»So lange Sie noch leben – Gott der Gerechte!« lächelte die Frau. »Sollte man nicht glauben, wenn man Sie hörte, Sie wären ein Mann von achtundachtzig Jahren, mit grauen Haaren und mit einem Stocke? So lange Sie noch leben – Sie fangen ja erst an, und der liebe Gott wird Ihnen schon ein langes und freudiges Leben schenken. Wir werden uns wieder sprechen.«

Die beiden jungen Leute schwiegen, Jedes mit seinen eigenen Gedanken beschäftigt, und die Mutter sah Eines nach dem Andern verwundert an.
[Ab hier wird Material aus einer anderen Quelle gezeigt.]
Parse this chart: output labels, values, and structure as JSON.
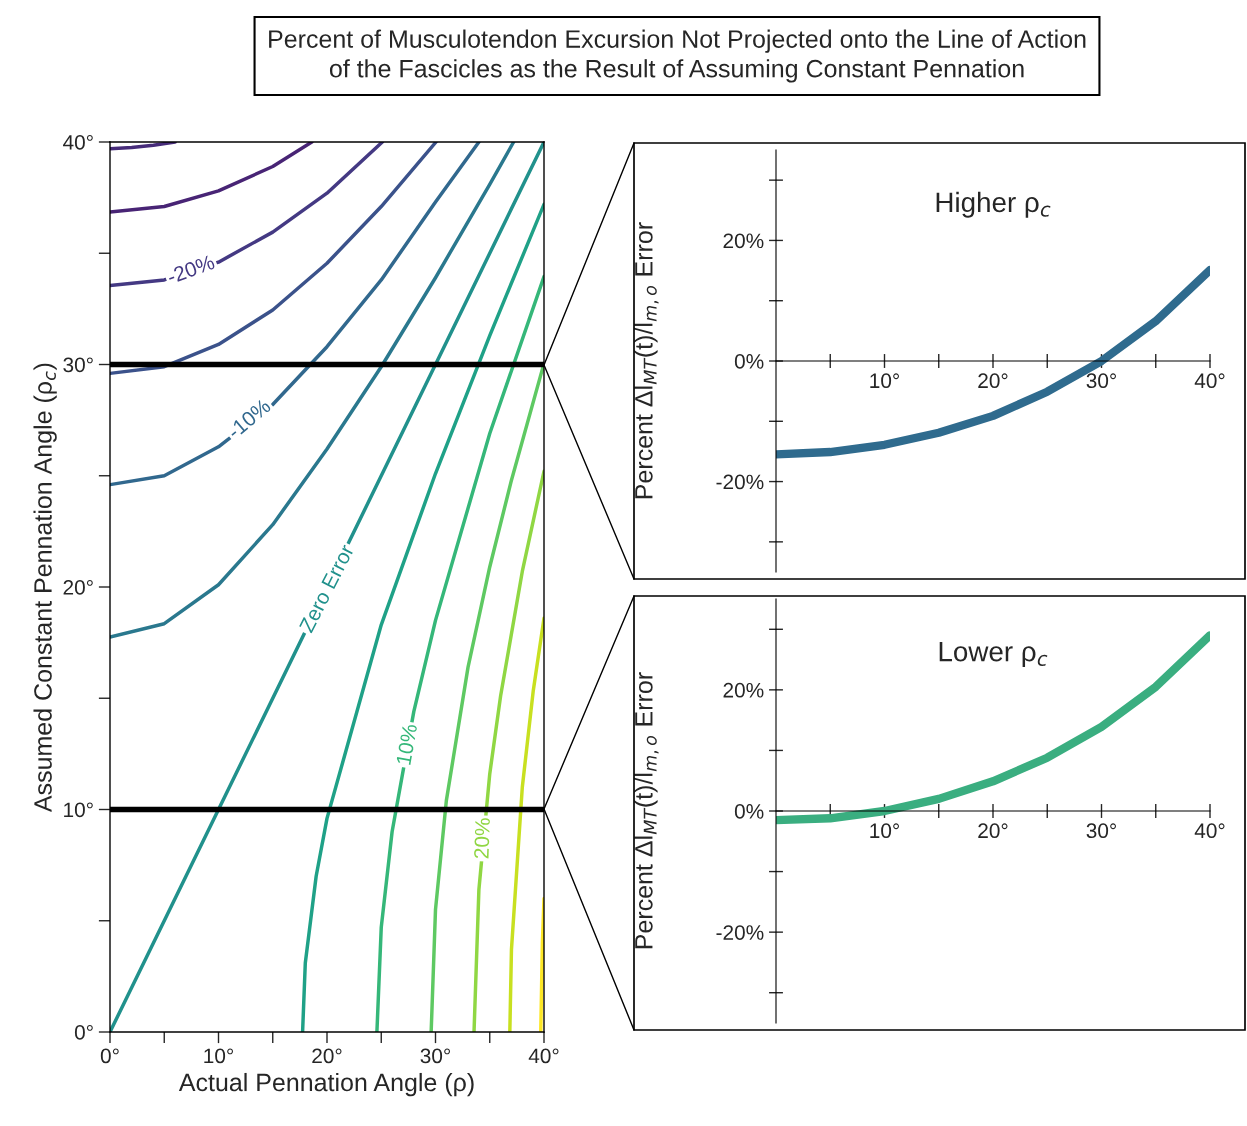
{
  "chart_data": [
    {
      "type": "line",
      "title": "Percent of Musculotendon Excursion Not Projected onto the Line of Action\nof the Fascicles as the Result of Assuming Constant Pennation",
      "xlabel": "Actual Pennation Angle (ρ)",
      "ylabel": "Assumed Constant Pennation Angle (ρ$_{c}$)",
      "xlim": [
        0,
        40
      ],
      "ylim": [
        0,
        40
      ],
      "xticks": [
        {
          "value": 0,
          "label": "0°"
        },
        {
          "value": 5,
          "label": null
        },
        {
          "value": 10,
          "label": "10°"
        },
        {
          "value": 15,
          "label": null
        },
        {
          "value": 20,
          "label": "20°"
        },
        {
          "value": 25,
          "label": null
        },
        {
          "value": 30,
          "label": "30°"
        },
        {
          "value": 35,
          "label": null
        },
        {
          "value": 40,
          "label": "40°"
        }
      ],
      "yticks": [
        {
          "value": 0,
          "label": "0°"
        },
        {
          "value": 5,
          "label": null
        },
        {
          "value": 10,
          "label": "10°"
        },
        {
          "value": 15,
          "label": null
        },
        {
          "value": 20,
          "label": "20°"
        },
        {
          "value": 25,
          "label": null
        },
        {
          "value": 30,
          "label": "30°"
        },
        {
          "value": 35,
          "label": null
        },
        {
          "value": 40,
          "label": "40°"
        }
      ],
      "series": [
        {
          "color": "#472c7a",
          "x": [
            0,
            2,
            4,
            6
          ],
          "values": [
            39.7,
            39.75,
            39.85,
            40
          ]
        },
        {
          "color": "#482475",
          "x": [
            0,
            5,
            10,
            15,
            18.6
          ],
          "values": [
            36.85,
            37.1,
            37.8,
            38.9,
            40
          ]
        },
        {
          "color": "#443983",
          "x": [
            0,
            5,
            10,
            15,
            20,
            25.1
          ],
          "values": [
            33.55,
            33.8,
            34.6,
            35.95,
            37.7,
            40
          ]
        },
        {
          "color": "#3b528b",
          "x": [
            0,
            5,
            10,
            15,
            20,
            25,
            30.05
          ],
          "values": [
            29.6,
            29.9,
            30.9,
            32.45,
            34.55,
            37.1,
            40
          ]
        },
        {
          "color": "#31688e",
          "x": [
            0,
            5,
            10,
            15,
            20,
            25,
            30,
            34
          ],
          "values": [
            24.6,
            25.0,
            26.3,
            28.2,
            30.8,
            33.8,
            37.3,
            40
          ]
        },
        {
          "color": "#2a788e",
          "x": [
            0,
            5,
            10,
            15,
            20,
            25,
            30,
            35,
            37.2
          ],
          "values": [
            17.75,
            18.35,
            20.1,
            22.8,
            26.2,
            29.9,
            33.9,
            38.1,
            40
          ]
        },
        {
          "color": "#21918c",
          "x": [
            0,
            40
          ],
          "values": [
            0,
            40
          ]
        },
        {
          "color": "#1fa187",
          "x": [
            17.75,
            18,
            19,
            20,
            25,
            30,
            35,
            40
          ],
          "values": [
            0,
            3.1,
            7.0,
            9.6,
            18.3,
            25.1,
            31.3,
            37.2
          ]
        },
        {
          "color": "#35b779",
          "x": [
            24.6,
            25,
            26,
            28,
            30,
            35,
            40
          ],
          "values": [
            0,
            4.7,
            9.0,
            14.4,
            18.5,
            26.9,
            33.95
          ]
        },
        {
          "color": "#5ec962",
          "x": [
            29.6,
            30,
            31,
            33,
            35,
            37,
            40
          ],
          "values": [
            0,
            5.5,
            10.4,
            16.4,
            20.9,
            24.8,
            30.05
          ]
        },
        {
          "color": "#90d743",
          "x": [
            33.55,
            34,
            35,
            36,
            38,
            40
          ],
          "values": [
            0,
            6.4,
            11.6,
            15.1,
            20.7,
            25.2
          ]
        },
        {
          "color": "#c8e020",
          "x": [
            36.85,
            37,
            38,
            39,
            40
          ],
          "values": [
            0,
            3.7,
            11.0,
            15.3,
            18.6
          ]
        },
        {
          "color": "#fde725",
          "x": [
            39.7,
            39.85,
            40
          ],
          "values": [
            0,
            4.0,
            6.0
          ]
        }
      ],
      "ref_lines": [
        {
          "axis": "y",
          "value": 30,
          "color": "#000000"
        },
        {
          "axis": "y",
          "value": 10,
          "color": "#000000"
        }
      ],
      "annotations": [
        {
          "text": "-20%",
          "x": 7.5,
          "y": 34.2
        },
        {
          "text": "-10%",
          "x": 12.9,
          "y": 27.5
        },
        {
          "text": "Zero Error",
          "x": 20.1,
          "y": 19.9
        },
        {
          "text": "10%",
          "x": 27.5,
          "y": 12.9
        },
        {
          "text": "20%",
          "x": 34.45,
          "y": 8.7
        }
      ]
    },
    {
      "type": "line",
      "title": "Higher ρ$_{c}$",
      "ylabel": "Percent Δl$_{MT}$(t)/l$_{m,o}$ Error",
      "x": [
        0,
        5,
        10,
        15,
        20,
        25,
        30,
        35,
        40
      ],
      "xlim": [
        0,
        40
      ],
      "ylim": [
        -35,
        35
      ],
      "xticks": [
        {
          "value": 5,
          "label": null
        },
        {
          "value": 10,
          "label": "10°"
        },
        {
          "value": 15,
          "label": null
        },
        {
          "value": 20,
          "label": "20°"
        },
        {
          "value": 25,
          "label": null
        },
        {
          "value": 30,
          "label": "30°"
        },
        {
          "value": 35,
          "label": null
        },
        {
          "value": 40,
          "label": "40°"
        }
      ],
      "yticks": [
        {
          "value": -30,
          "label": null
        },
        {
          "value": -20,
          "label": "-20%"
        },
        {
          "value": -10,
          "label": null
        },
        {
          "value": 0,
          "label": "0%"
        },
        {
          "value": 10,
          "label": null
        },
        {
          "value": 20,
          "label": "20%"
        },
        {
          "value": 30,
          "label": null
        }
      ],
      "series": [
        {
          "color": "#2f6b8e",
          "values": [
            -15.5,
            -15.1,
            -13.9,
            -11.9,
            -9.1,
            -5.1,
            0,
            6.6,
            15.1
          ]
        }
      ]
    },
    {
      "type": "line",
      "title": "Lower ρ$_{c}$",
      "ylabel": "Percent Δl$_{MT}$(t)/l$_{m,o}$ Error",
      "x": [
        0,
        5,
        10,
        15,
        20,
        25,
        30,
        35,
        40
      ],
      "xlim": [
        0,
        40
      ],
      "ylim": [
        -35,
        35
      ],
      "xticks": [
        {
          "value": 5,
          "label": null
        },
        {
          "value": 10,
          "label": "10°"
        },
        {
          "value": 15,
          "label": null
        },
        {
          "value": 20,
          "label": "20°"
        },
        {
          "value": 25,
          "label": null
        },
        {
          "value": 30,
          "label": "30°"
        },
        {
          "value": 35,
          "label": null
        },
        {
          "value": 40,
          "label": "40°"
        }
      ],
      "yticks": [
        {
          "value": -30,
          "label": null
        },
        {
          "value": -20,
          "label": "-20%"
        },
        {
          "value": -10,
          "label": null
        },
        {
          "value": 0,
          "label": "0%"
        },
        {
          "value": 10,
          "label": null
        },
        {
          "value": 20,
          "label": "20%"
        },
        {
          "value": 30,
          "label": null
        }
      ],
      "series": [
        {
          "color": "#3aae80",
          "values": [
            -1.5,
            -1.2,
            0,
            2.0,
            4.9,
            8.8,
            13.9,
            20.5,
            29.0
          ]
        }
      ]
    }
  ]
}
»Nun, wie haißt?« lächelte sie endlich. »Keine Musik? Keine Unterhaltung? Wo bleibt da die Gesellschaft? Was hast Du nur, Bekkchen? Hab' ich doch geglaubt, das Kind wäre nur so still und schweigsam, wenn sie allein wär'; jetzt macht sie's in der Gesellschaft gerade so.«

»Ich dachte eben – Mutter – der Herr Baron hat vorhin angedeutet, daß er nur hergekommen wäre, um Abschied von uns zu nehmen.«

»Abschied? Gott soll's verhüten, und wozu? Wollen Sie verreisen?«

»Wahrscheinlich – auf einige Zeit wenigstens,« sagte der Lieutenant verlegen; »es sind Geschäfte, die mich dazu zwingen.«

»Aber Sie kommen hieher zurück?« fragte Rebekka, und ihr Auge hing forschend an den Zügen des jungen Mannes.

»Was für a Frag!« sagte die Mutter. »Hat der Herr Baron sein großes, schönes Gut hier, und die Familie; wird er nicht zurückkommen!«

Rebekka sah ihn angstvoll an, als ob sie die Bestätigung dieses Ausspruches in seinen Blicken lesen wolle; aber er wandte sich ab, schritt zum Fenster und sah hinaus.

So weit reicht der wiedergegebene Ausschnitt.